In the Sony case, the majority of the victims are likely young people whose sense of risk, privacy and
consequence are not yet fully developed, and thus they may also not understand the full
ramifications of what has happened. Presumably, both companies are large enough that they
could have afforded to spend an appropriate amount on security and privacy protections of
their data; I have no information about what protections they had in place, although some
news reports indicate that Sony was running software that was badly out of date, and had
been warned about that risk.

(emphasis mine)

Most of the testimony is really basic stuff about how bad having data stolen is and what “phishing” means and other stuff that 99.99% of the people reading this blog already understand. As for the spoken testimonial, here that is:

There’s your expert and you can hear it for yourself. Basically he read a mailing list where someone claims to know that Sony had an out of date version of Apache (no details on how out of date) and no firewall (this is clearly bullshit…there’s no way they didn’t have a load balancer in place to distribute 77 million users across their servers, and pretty much every load balancer is also a firewall; between the apache servers and the application servers there needs to be some kind of firewall to handle NAT or something…unless all of Sony’s servers were on public facing machines, which is very very VERY hard to imagine) and claims that Sony reads the same mailing list and knew all about it.

That’s not exactly compelling testimony to me… people say all kinds of random shit on mailing lists and forums. Also note that in his written testimony he refers to news reports, leading me to wonder if he even reads the mailing lists in question.

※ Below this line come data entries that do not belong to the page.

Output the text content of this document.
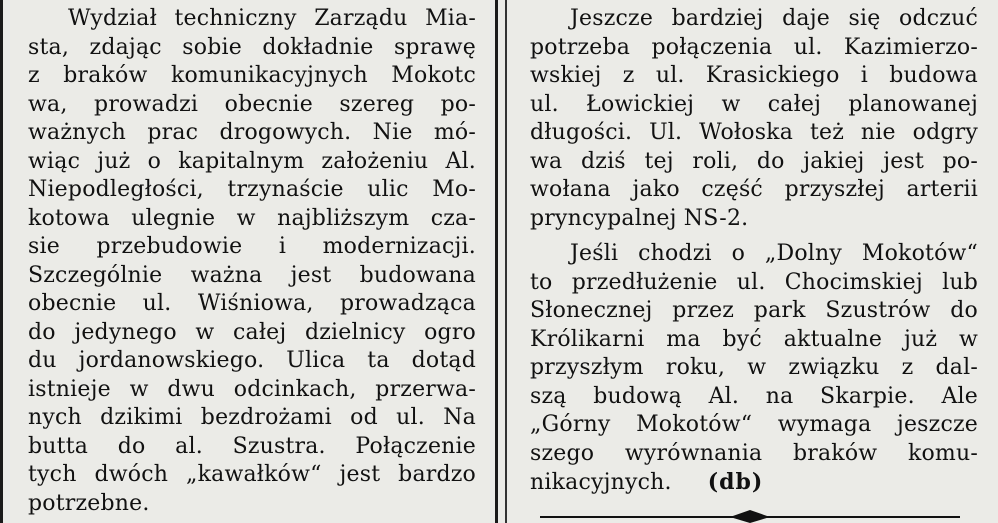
Wydział techniczny Zarządu Mia-
sta, zdając sobie dokładnie sprawę
z braków komunikacyjnych Mokotc
wa, prowadzi obecnie szereg po-
ważnych prac drogowych. Nie mó-
wiąc już o kapitalnym założeniu Al.
Niepodległości, trzynaście ulic Mo-
kotowa ulegnie w najbliższym cza-
sie przebudowie i modernizacji.
Szczególnie ważna jest budowana
obecnie ul. Wiśniowa, prowadząca
do jedynego w całej dzielnicy ogro
du jordanowskiego. Ulica ta dotąd
istnieje w dwu odcinkach, przerwa-
nych dzikimi bezdrożami od ul. Na
butta do al. Szustra. Połączenie
tych dwóch „kawałków“ jest bardzo
potrzebne.
Jeszcze bardziej daje się odczuć
potrzeba połączenia ul. Kazimierzo-
wskiej z ul. Krasickiego i budowa
ul. Łowickiej w całej planowanej
długości. Ul. Wołoska też nie odgry
wa dziś tej roli, do jakiej jest po-
wołana jako część przyszłej arterii
pryncypalnej NS-2.
Jeśli chodzi o „Dolny Mokotów“
to przedłużenie ul. Chocimskiej lub
Słonecznej przez park Szustrów do
Królikarni ma być aktualne już w
przyszłym roku, w związku z dal-
szą budową Al. na Skarpie. Ale
„Górny Mokotów“ wymaga jeszcze
szego wyrównania braków komu-
nikacyjnych. (db)
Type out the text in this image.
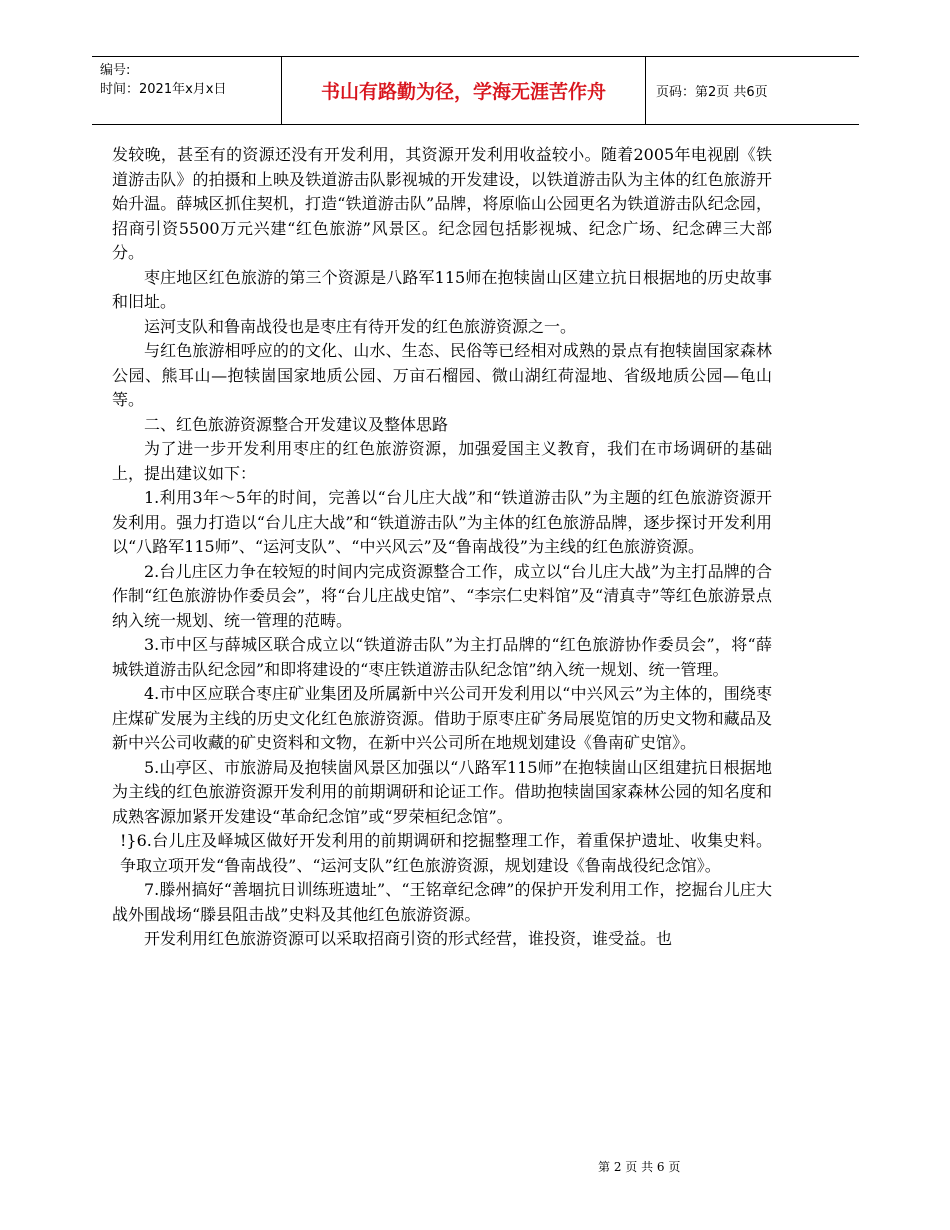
编号:
时间：2021年x月x日	书山有路勤为径，学海无涯苦作舟	页码：第2页 共6页

发较晚，甚至有的资源还没有开发利用，其资源开发利用收益较小。随着2005年电视剧《铁道游击队》的拍摄和上映及铁道游击队影视城的开发建设，以铁道游击队为主体的红色旅游开始升温。薛城区抓住契机，打造“铁道游击队”品牌，将原临山公园更名为铁道游击队纪念园，招商引资5500万元兴建“红色旅游”风景区。纪念园包括影视城、纪念广场、纪念碑三大部分。

枣庄地区红色旅游的第三个资源是八路军115师在抱犊崮山区建立抗日根据地的历史故事和旧址。

运河支队和鲁南战役也是枣庄有待开发的红色旅游资源之一。

与红色旅游相呼应的的文化、山水、生态、民俗等已经相对成熟的景点有抱犊崮国家森林公园、熊耳山—抱犊崮国家地质公园、万亩石榴园、微山湖红荷湿地、省级地质公园—龟山等。

二、红色旅游资源整合开发建议及整体思路

为了进一步开发利用枣庄的红色旅游资源，加强爱国主义教育，我们在市场调研的基础上，提出建议如下：

1.利用3年～5年的时间，完善以“台儿庄大战”和“铁道游击队”为主题的红色旅游资源开发利用。强力打造以“台儿庄大战”和“铁道游击队”为主体的红色旅游品牌，逐步探讨开发利用以“八路军115师”、“运河支队”、“中兴风云”及“鲁南战役”为主线的红色旅游资源。

2.台儿庄区力争在较短的时间内完成资源整合工作，成立以“台儿庄大战”为主打品牌的合作制“红色旅游协作委员会”，将“台儿庄战史馆”、“李宗仁史料馆”及“清真寺”等红色旅游景点纳入统一规划、统一管理的范畴。

3.市中区与薛城区联合成立以“铁道游击队”为主打品牌的“红色旅游协作委员会”，将“薛城铁道游击队纪念园”和即将建设的“枣庄铁道游击队纪念馆”纳入统一规划、统一管理。

4.市中区应联合枣庄矿业集团及所属新中兴公司开发利用以“中兴风云”为主体的，围绕枣庄煤矿发展为主线的历史文化红色旅游资源。借助于原枣庄矿务局展览馆的历史文物和藏品及新中兴公司收藏的矿史资料和文物，在新中兴公司所在地规划建设《鲁南矿史馆》。

5.山亭区、市旅游局及抱犊崮风景区加强以“八路军115师”在抱犊崮山区组建抗日根据地为主线的红色旅游资源开发利用的前期调研和论证工作。借助抱犊崮国家森林公园的知名度和成熟客源加紧开发建设“革命纪念馆”或“罗荣桓纪念馆”。

!}6.台儿庄及峄城区做好开发利用的前期调研和挖掘整理工作，着重保护遗址、收集史料。争取立项开发“鲁南战役”、“运河支队”红色旅游资源，规划建设《鲁南战役纪念馆》。

7.滕州搞好“善堌抗日训练班遗址”、“王铭章纪念碑”的保护开发利用工作，挖掘台儿庄大战外围战场“滕县阻击战”史料及其他红色旅游资源。

开发利用红色旅游资源可以采取招商引资的形式经营，谁投资，谁受益。也

第 2 页 共 6 页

Now whatever security measures Sony had in place, they were clearly not up to the task at hand, and shame on them for not having beefier security. We’re all paying the price for that mistake. But there’s a big difference between “not enough security” and what this expert is saying, which is essentially “there was no security at all.”

Add to that the fact that Sony says the breach occurred via an application server, not a web server, and with all the security people looking over their shoulders, the FBI involved and the intense scrutiny they’re under, I find it a stretch to think they’re going to try to pull off a lie right now.

And yet.. every one of these posts have commenters nodding their heads and dragging out the pitchforks and torches and assuming that yup, everything this old gentleman has to say must be 100% true.

I’ve never been more ashamed of the community of professional bloggers out there.

DAW post: the little guys

It’s Developer Appreciation Week! If you don’t know what that is, read up about it on ScaryBooster’s blog (he invented it, after all!)

I like to think I always appreciate developers but maybe that’s just in my own head. I certainly do my fair share of bitching about games.

Back in olden times when I wrote for a gaming magazine I met a lot of game developers. In those days only the biggest companies had PR flacks. More often than not you’d sit down with a few members of the team and a producer and talk about their next big thing.

I can’t remember ever meeting a developer who wasn’t super-excited about their product. Now I was press so maybe the grumpy devs were all locked in a closet, but from my point of view visiting a company meant hanging out with a bunch of people who were overflowing with energy and optimism and a love of gaming. I’d come out of those meetings bursting with energy. So much fun.

But that was long ago and now it’s rare that I get to meet game developers. The closest I come is rubbing shoulders with them at PAX East. No, I didn’t talk to Cliff Bleszinski at PAX (my one and only meeting with him was at the very first E3 when he and a few other teen-aged guys were running around with a laptop trying to get journalists to look at some shooter they were building…it was called Unreal or something like that) or anyone from SW:TOR or Battlefield 3.

I talked to, or at least hovered around, the little guys. So my DAW post is going to be about the smaller developers. I’m constantly impressed at how devoted these folks are to making their games. They’re always on a strict budget, trying to figure out how to get published (or whether to self-publish) and how to handle PR & Marketing and pay the rent and do the taxes…while they’re also slaving away on a game.

I love the timing of DAW because it comes so soon after PAX East, and both years I’ve come out of the show enthused about the smaller and indie devs. Y’know, those “garage developers” that Nintendo doesn’t give a fig about. Stupid Nintendo. Really stupid.

So let’s name some names. There’s Fire Hose Games (Slam Bolt Scrappers) and Robot Entertainment (Orcs Must Die) and Demiurge (Shoot Many Robots) and Hothead Games (Swarm) and Polytron (Fez) and Owlchemy Labs (Smuggle Truck). These guys were all showing their games at PAX and I plan to buy and play them all (I’ve already bought Slam Bolt Scrappers and Swarm).

There were more there and of course there’s are a ton of small and indie developers who didn’t go to PAX. Blendo Games (Atom Zombie Smasher) is another small developer who I’ve recently supported via my gaming addiciton.

One company I have to single out is Dusty Monk’s Windstorm Studios. Their first game doesn’t have a (public) title yet, but what’s incredible here is Dusty’s transparency. Those of us who follow him on Twitter really get an inside peek at the day-to-day life of an indie developer. You are your only boss and it’s clear that you have to have a lot of inner strength to beat out some code when you’d rather be playing Rift like everyone else is.

I’m positive I wouldn’t have the willpower to do it and I’m kind of awed that all these companies have small teams that have to really behave as TEAMS with everyone pulling their weight and then some. These people bust their asses to produce games for us to play and let’s face it…very few of them are getting rich doing it. They make games because they love games. If they didn’t love games they could make a lot more money working on accounting systems or something.

I salute all of you ladies and gentlemen who’re working in teams small enough that there’s no hiding from the pressure or riding on another person’t coattails. Everyone has to give 110% every day in order to get your games to the market.

Your games are fresh and fun and awesome. Please keep up the good work, and I’ll keep buying them!

One last item: a special salute of admiration goes out to Werit, who is building a game by himself and seems to really be sticking to it. He is as indie as indie can be! I look forward to the day when he launches Stellar Fortune!